A and B. Bar graphs for the peak firing rate of two single neuron responses in the DSCF area in mustached bats showing both invariance and variation of responses to different amplitudes of simple syllabic call types (1 to 14). C. Bar graphs of responses of a cortical neuron to 14 syllables and their variants. Variants are produced by shifting the fundamental frequency and harmonic spectrum of the waveform by ±1, ±2, and ±3 standard deviation (s.d.) from the mean of the natural variation in call types.

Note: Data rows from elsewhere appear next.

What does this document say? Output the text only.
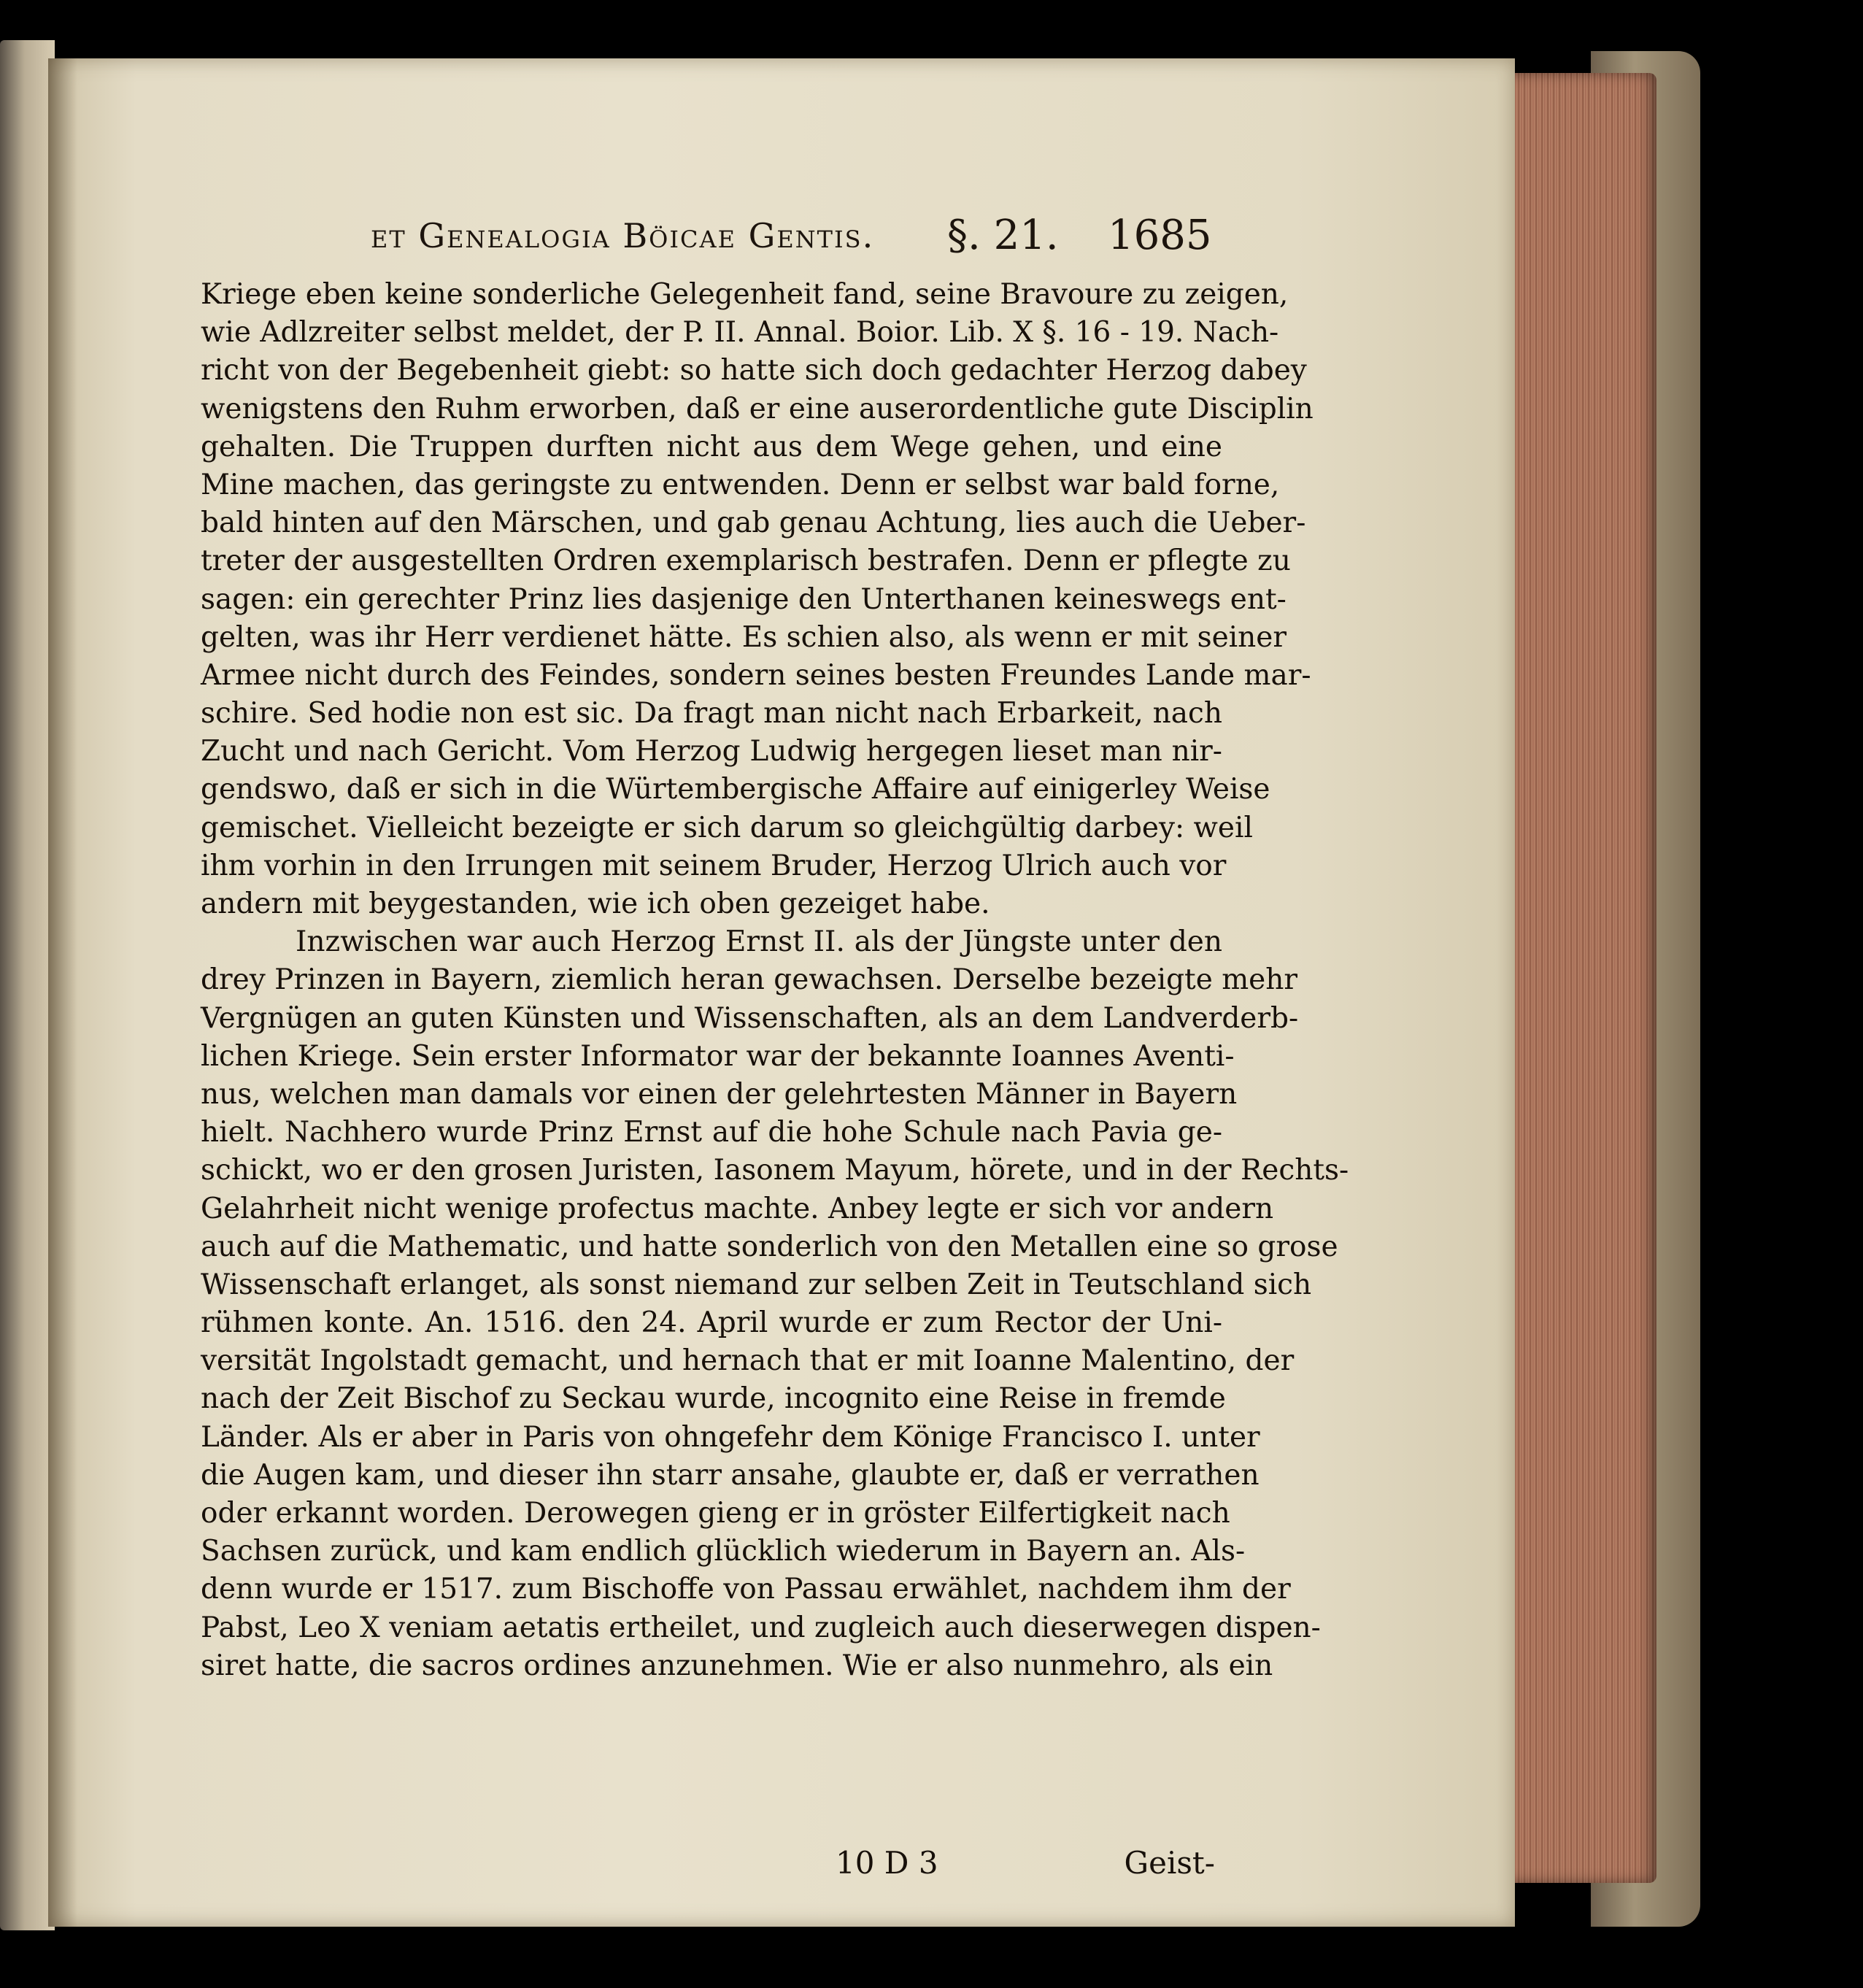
et Genealogia Böicae Gentis. §. 21. 1685
Kriege eben keine sonderliche Gelegenheit fand, seine Bravoure zu zeigen,
wie Adlzreiter selbst meldet, der P. II. Annal. Boior. Lib. X §. 16 - 19. Nach-
richt von der Begebenheit giebt: so hatte sich doch gedachter Herzog dabey
wenigstens den Ruhm erworben, daß er eine auserordentliche gute Disciplin
gehalten. Die Truppen durften nicht aus dem Wege gehen, und eine
Mine machen, das geringste zu entwenden. Denn er selbst war bald forne,
bald hinten auf den Märschen, und gab genau Achtung, lies auch die Ueber-
treter der ausgestellten Ordren exemplarisch bestrafen. Denn er pflegte zu
sagen: ein gerechter Prinz lies dasjenige den Unterthanen keineswegs ent-
gelten, was ihr Herr verdienet hätte. Es schien also, als wenn er mit seiner
Armee nicht durch des Feindes, sondern seines besten Freundes Lande mar-
schire. Sed hodie non est sic. Da fragt man nicht nach Erbarkeit, nach
Zucht und nach Gericht. Vom Herzog Ludwig hergegen lieset man nir-
gendswo, daß er sich in die Würtembergische Affaire auf einigerley Weise
gemischet. Vielleicht bezeigte er sich darum so gleichgültig darbey: weil
ihm vorhin in den Irrungen mit seinem Bruder, Herzog Ulrich auch vor
andern mit beygestanden, wie ich oben gezeiget habe.
Inzwischen war auch Herzog Ernst II. als der Jüngste unter den
drey Prinzen in Bayern, ziemlich heran gewachsen. Derselbe bezeigte mehr
Vergnügen an guten Künsten und Wissenschaften, als an dem Landverderb-
lichen Kriege. Sein erster Informator war der bekannte Ioannes Aventi-
nus, welchen man damals vor einen der gelehrtesten Männer in Bayern
hielt. Nachhero wurde Prinz Ernst auf die hohe Schule nach Pavia ge-
schickt, wo er den grosen Juristen, Iasonem Mayum, hörete, und in der Rechts-
Gelahrheit nicht wenige profectus machte. Anbey legte er sich vor andern
auch auf die Mathematic, und hatte sonderlich von den Metallen eine so grose
Wissenschaft erlanget, als sonst niemand zur selben Zeit in Teutschland sich
rühmen konte. An. 1516. den 24. April wurde er zum Rector der Uni-
versität Ingolstadt gemacht, und hernach that er mit Ioanne Malentino, der
nach der Zeit Bischof zu Seckau wurde, incognito eine Reise in fremde
Länder. Als er aber in Paris von ohngefehr dem Könige Francisco I. unter
die Augen kam, und dieser ihn starr ansahe, glaubte er, daß er verrathen
oder erkannt worden. Derowegen gieng er in gröster Eilfertigkeit nach
Sachsen zurück, und kam endlich glücklich wiederum in Bayern an. Als-
denn wurde er 1517. zum Bischoffe von Passau erwählet, nachdem ihm der
Pabst, Leo X veniam aetatis ertheilet, und zugleich auch dieserwegen dispen-
siret hatte, die sacros ordines anzunehmen. Wie er also nunmehro, als ein
10 D 3	Geist-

Neuron responds with different response magnitudes to several variants of the same syllable type. Neural response invariance possibly underlies the phenomenon of perceptual invariance, but appears to be absent in the AC. Each stimulus presentation was repeated 10 times. Bin width = 10 ms.

Figure 9

Functional organization of the “what” (pink) and “where” (green) cortical processing streams in (A) primates, and (B) as hypothesized for mustached bats. The bat model is divided into a core system for auditory analysis of echoes and calls and an extended system for the processing of meaning gleaned from echoes and calls. aFAF and pFAF, anterior and posterior frontal auditory fields,; MGd and MGv, dorsal and ventral medial geniculate nuclei; SGn, suprageniculate nucleus; Numbers refer to Brodmann areas.